Searching the tracker reveals:

http://code.djangoproject.com/ticket/5725

I am not sure the situation is quite as complicated as it is thought to be
in that ticket.  Discussion in the ticket seems to think that the "right"
answer to return is going to be dependent on the table charset (actually, it
would need to be column, since the charset can be set per-column).

However, near as I can tell from a couple of brief experiments, that's not
the case.  For a latin1 encoded table with varchar(50) column the value
determined by inspectdb is 150.  Similarly, for a utf-8 encoded table with a
varchar(32) column, the value determined by inspectdb is 96.  In both cases
the value determined by inspectdb is 3x higher than the actual number of
characters that can be stored in the column, no matter the cholumn's
charset.

Where is the 3x factor coming from?  In the ticket it is mentioned that it's
related to the connection charset being utf-8.  Switch the connection
charset to latin1, and the numbers get reported properly (at least for
latin1-encoded tables).

The number in question here is the internal_size element of the description
returned by the connection cursor.  The value is defined by the Python DB
API (http://www.python.org/dev/peps/pep-0249/) but I can find no good
description of what it is supposed to be, exactly.

MySQLdb (or underlying code it is using) appears to be implementing this as
the maximum number of bytes that may be needed to hold a value returned from
this column on this connection.  That is, since on the DB side the length
specification (since MySQL 4.1) describes the number of characters that may
be stored in the column, and since a character may require as many as 3
bytes in utf-8 encoding (MySQL does not implement 4-byte utf-8 support),
some code somewhere is taking the max-length-in-characters value and
multiplying it by 3 to come up with a maximum number of bytes that may be
required to store a value from this column in the connection's charset.

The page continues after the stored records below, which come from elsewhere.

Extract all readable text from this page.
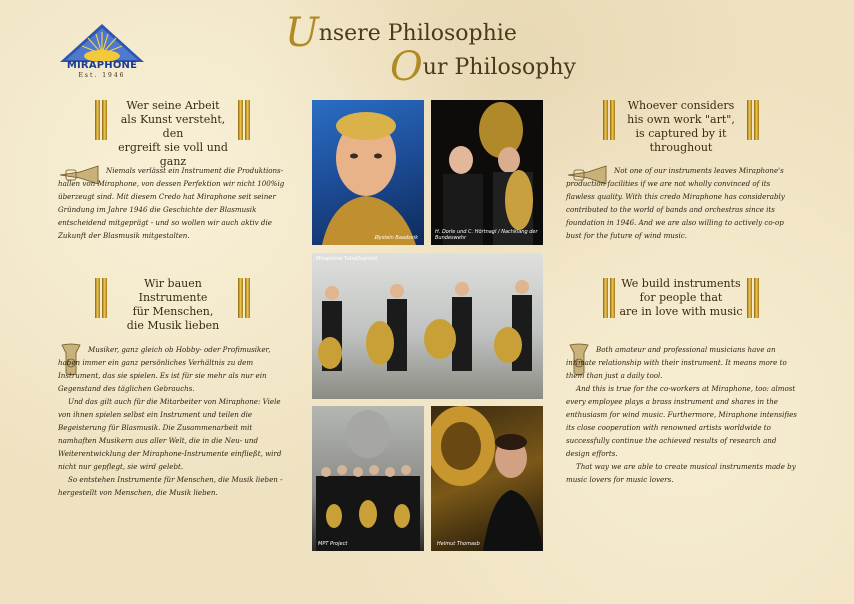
MIRAPHONE
Est. 1946
Unsere Philosophie
Our Philosophy
Wer seine Arbeit
als Kunst versteht, den
ergreift sie voll und ganz

Niemals verlässt ein Instrument die Produktions-hallen von Miraphone, von dessen Perfektion wir nicht 100%ig überzeugt sind. Mit diesem Credo hat Miraphone seit seiner Gründung im Jahre 1946 die Geschichte der Blasmusik entscheidend mitgeprägt - und so wollen wir auch aktiv die Zukunft der Blasmusik mitgestalten.

Wir bauen Instrumente
für Menschen,
die Musik lieben

Musiker, ganz gleich ob Hobby- oder Profimusiker, haben immer ein ganz persönliches Verhältnis zu dem Instrument, das sie spielen. Es ist für sie mehr als nur ein Gegenstand des täglichen Gebrauchs.

Und das gilt auch für die Mitarbeiter von Miraphone: Viele von ihnen spielen selbst ein Instrument und teilen die Begeisterung für Blasmusik. Die Zusammenarbeit mit namhaften Musikern aus aller Welt, die in die Neu- und Weiterentwicklung der Miraphone-Instrumente einfließt, wird nicht nur gepflegt, sie wird gelebt.

So entstehen Instrumente für Menschen, die Musik lieben - hergestellt von Menschen, die Musik lieben.

Øystein Baadsvik
H. Dorle und C. Hörtnagl / Nachklang der Bundeswehr
Miraphone TubaQuartett
MPT Project	Helmut Thomasb
Whoever considers
his own work "art",
is captured by it throughout

Not one of our instruments leaves Miraphone's production facilities if we are not wholly convinced of its flawless quality. With this credo Miraphone has considerably contributed to the world of bands and orchestras since its foundation in 1946. And we are also willing to actively co-op bust for the future of wind music.

We build instruments
for people that
are in love with music

Both amateur and professional musicians have an intimate relationship with their instrument. It means more to them than just a daily tool.

And this is true for the co-workers at Miraphone, too: almost every employee plays a brass instrument and shares in the enthusiasm for wind music. Furthermore, Miraphone intensifies its close cooperation with renowned artists worldwide to successfully continue the achieved results of research and design efforts.

That way we are able to create musical instruments made by music lovers for music lovers.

Since Django is always going to set the connection charset to utf-8, and
since inspectdb should be reporting character lengths, not byte lengths, it
might be sufficient to take the internal_size value and divide by 3 to get
character length values.  That might work so long as the underlying value
returned by MySQLdb doesn't change, yet this page:

http://benanne.net/code/?p=352

states the value returned is wrong and there's a fix (without giving any
details on how it is wrong, what the fix is, nor when it might appear in a
release of MySQLdb).  And I don't have any more time to play with
investigation on this...but if different versions of MySQLdb are going to be
reporting different values here then fixing this in Django will be a it more
complicated than unconditionally dividing by 3....though still not quite as
bad as thought to be in the ticket, I don't think.